De Nollen: Wie eine Stahlfeder vom Himmel fiel

Von Ulrike Wirtz

De Nollen ist keine Gemeinde, kein Campingplatz, sondern ein Garten Eden der Kreativität. Der Künstler hat Objekte und Landschaft als ein Ganzes gestaltet: Ruud van de Wint. Seine Monumental-Kunst Open Air versteckt sich im hohen Norden Hollands direkt bei Den Helder.

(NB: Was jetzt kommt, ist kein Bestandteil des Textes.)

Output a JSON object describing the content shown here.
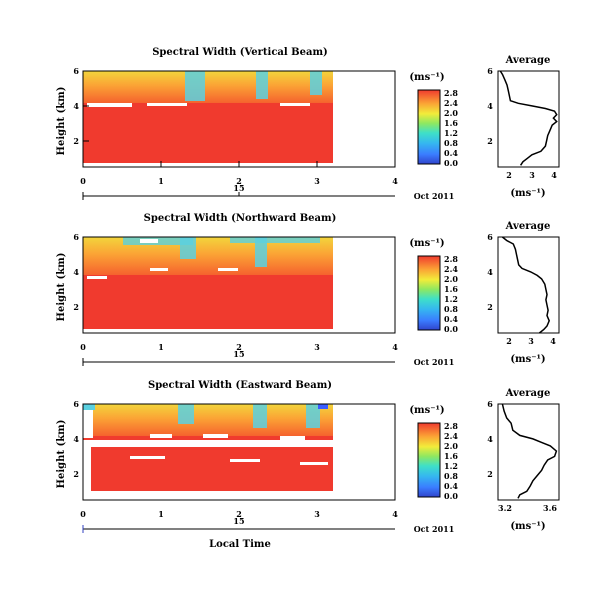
{
  "figure": {
    "date_label": "Oct 2011",
    "bottom_xlabel": "Local Time"
  },
  "chart_data": [
    {
      "type": "heatmap",
      "title": "Spectral Width (Vertical Beam)",
      "xlabel": "",
      "ylabel": "Height (km)",
      "xlim": [
        0,
        4
      ],
      "ylim": [
        0.5,
        6
      ],
      "x_ticks": [
        "0",
        "1",
        "2",
        "3",
        "4"
      ],
      "y_ticks": [
        "2",
        "4",
        "6"
      ],
      "sub_axis_tick": "15",
      "data_extent_x": [
        0,
        3.2
      ],
      "colorbar": {
        "label": "(ms⁻¹)",
        "ticks": [
          "0.0",
          "0.4",
          "0.8",
          "1.2",
          "1.6",
          "2.0",
          "2.4",
          "2.8"
        ],
        "range": [
          0,
          2.9
        ]
      },
      "profile": {
        "title": "Average",
        "xlabel": "(ms⁻¹)",
        "x_ticks": [
          "2",
          "3",
          "4"
        ],
        "xlim": [
          1.5,
          4.2
        ],
        "y_ticks": [
          "2",
          "4",
          "6"
        ],
        "ylim": [
          0.5,
          6
        ],
        "points": [
          [
            1.6,
            6.0
          ],
          [
            1.7,
            5.8
          ],
          [
            1.8,
            5.5
          ],
          [
            1.9,
            5.2
          ],
          [
            1.95,
            4.9
          ],
          [
            2.0,
            4.6
          ],
          [
            2.05,
            4.3
          ],
          [
            2.4,
            4.15
          ],
          [
            3.0,
            4.0
          ],
          [
            3.6,
            3.85
          ],
          [
            4.0,
            3.7
          ],
          [
            4.1,
            3.5
          ],
          [
            3.95,
            3.3
          ],
          [
            4.1,
            3.1
          ],
          [
            3.9,
            2.9
          ],
          [
            3.8,
            2.6
          ],
          [
            3.7,
            2.3
          ],
          [
            3.65,
            2.0
          ],
          [
            3.6,
            1.7
          ],
          [
            3.4,
            1.4
          ],
          [
            3.0,
            1.2
          ],
          [
            2.8,
            1.0
          ],
          [
            2.6,
            0.8
          ],
          [
            2.5,
            0.6
          ]
        ]
      }
    },
    {
      "type": "heatmap",
      "title": "Spectral Width (Northward Beam)",
      "xlabel": "",
      "ylabel": "Height (km)",
      "xlim": [
        0,
        4
      ],
      "ylim": [
        0.5,
        6
      ],
      "x_ticks": [
        "0",
        "1",
        "2",
        "3",
        "4"
      ],
      "y_ticks": [
        "2",
        "4",
        "6"
      ],
      "sub_axis_tick": "15",
      "data_extent_x": [
        0,
        3.2
      ],
      "colorbar": {
        "label": "(ms⁻¹)",
        "ticks": [
          "0.0",
          "0.4",
          "0.8",
          "1.2",
          "1.6",
          "2.0",
          "2.4",
          "2.8"
        ],
        "range": [
          0,
          2.9
        ]
      },
      "profile": {
        "title": "Average",
        "xlabel": "(ms⁻¹)",
        "x_ticks": [
          "2",
          "3",
          "4"
        ],
        "xlim": [
          1.5,
          4.3
        ],
        "y_ticks": [
          "2",
          "4",
          "6"
        ],
        "ylim": [
          0.5,
          6
        ],
        "points": [
          [
            1.7,
            6.0
          ],
          [
            1.9,
            5.8
          ],
          [
            2.2,
            5.6
          ],
          [
            2.3,
            5.3
          ],
          [
            2.35,
            5.0
          ],
          [
            2.4,
            4.7
          ],
          [
            2.45,
            4.4
          ],
          [
            2.6,
            4.2
          ],
          [
            3.0,
            4.0
          ],
          [
            3.3,
            3.8
          ],
          [
            3.5,
            3.6
          ],
          [
            3.65,
            3.3
          ],
          [
            3.7,
            3.0
          ],
          [
            3.75,
            2.7
          ],
          [
            3.7,
            2.4
          ],
          [
            3.75,
            2.1
          ],
          [
            3.8,
            1.8
          ],
          [
            3.75,
            1.5
          ],
          [
            3.85,
            1.2
          ],
          [
            3.75,
            0.9
          ],
          [
            3.6,
            0.7
          ],
          [
            3.4,
            0.5
          ]
        ]
      }
    },
    {
      "type": "heatmap",
      "title": "Spectral Width (Eastward Beam)",
      "xlabel": "Local Time",
      "ylabel": "Height (km)",
      "xlim": [
        0,
        4
      ],
      "ylim": [
        0.5,
        6
      ],
      "x_ticks": [
        "0",
        "1",
        "2",
        "3",
        "4"
      ],
      "y_ticks": [
        "2",
        "4",
        "6"
      ],
      "sub_axis_tick": "15",
      "data_extent_x": [
        0,
        3.2
      ],
      "colorbar": {
        "label": "(ms⁻¹)",
        "ticks": [
          "0.0",
          "0.4",
          "0.8",
          "1.2",
          "1.6",
          "2.0",
          "2.4",
          "2.8"
        ],
        "range": [
          0,
          2.9
        ]
      },
      "profile": {
        "title": "Average",
        "xlabel": "(ms⁻¹)",
        "x_ticks": [
          "3.2",
          "3.6"
        ],
        "xlim": [
          3.05,
          3.75
        ],
        "y_ticks": [
          "2",
          "4",
          "6"
        ],
        "ylim": [
          0.5,
          6
        ],
        "points": [
          [
            3.1,
            6.0
          ],
          [
            3.12,
            5.6
          ],
          [
            3.15,
            5.2
          ],
          [
            3.2,
            4.9
          ],
          [
            3.22,
            4.5
          ],
          [
            3.3,
            4.2
          ],
          [
            3.45,
            4.0
          ],
          [
            3.55,
            3.8
          ],
          [
            3.65,
            3.6
          ],
          [
            3.72,
            3.3
          ],
          [
            3.7,
            3.0
          ],
          [
            3.62,
            2.8
          ],
          [
            3.58,
            2.5
          ],
          [
            3.55,
            2.2
          ],
          [
            3.5,
            1.9
          ],
          [
            3.45,
            1.6
          ],
          [
            3.42,
            1.3
          ],
          [
            3.38,
            1.0
          ],
          [
            3.3,
            0.8
          ],
          [
            3.28,
            0.6
          ]
        ]
      }
    }
  ]
}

Ein niederländischer Nol kann Diverses sein: eine Knolle bzw. Haufen bzw. Hügel. Beim „De Nollen“ bei Den Helder ist das tiefgestapelt. Denn es ist ein Projekt mit monumentaler Kunst – vereint mit vom Künstler wie natürlich gestalteter Landschaft. „Das Ganze ist ein Gesamtkunstwerk“, schwärmt Rob Siesling, als er mit mir zur Führung durch den De Nollen startet.

Keine Knolle, sondern Monumental-Kunst

Der Garten Eden der Kunst nimmt ein 14 Hektar großes Naturareal ein; Rob Siesling ist einer der Guides, die bei Führungen das Besondere nahebringen. „Daher gibt es nur geführte Touren“, so der Guide, der sich als Natur- und Kunstfreund vorstellt. Das Projekt De Nollen scheint sich fast zu verstecken hier unweit der Küste.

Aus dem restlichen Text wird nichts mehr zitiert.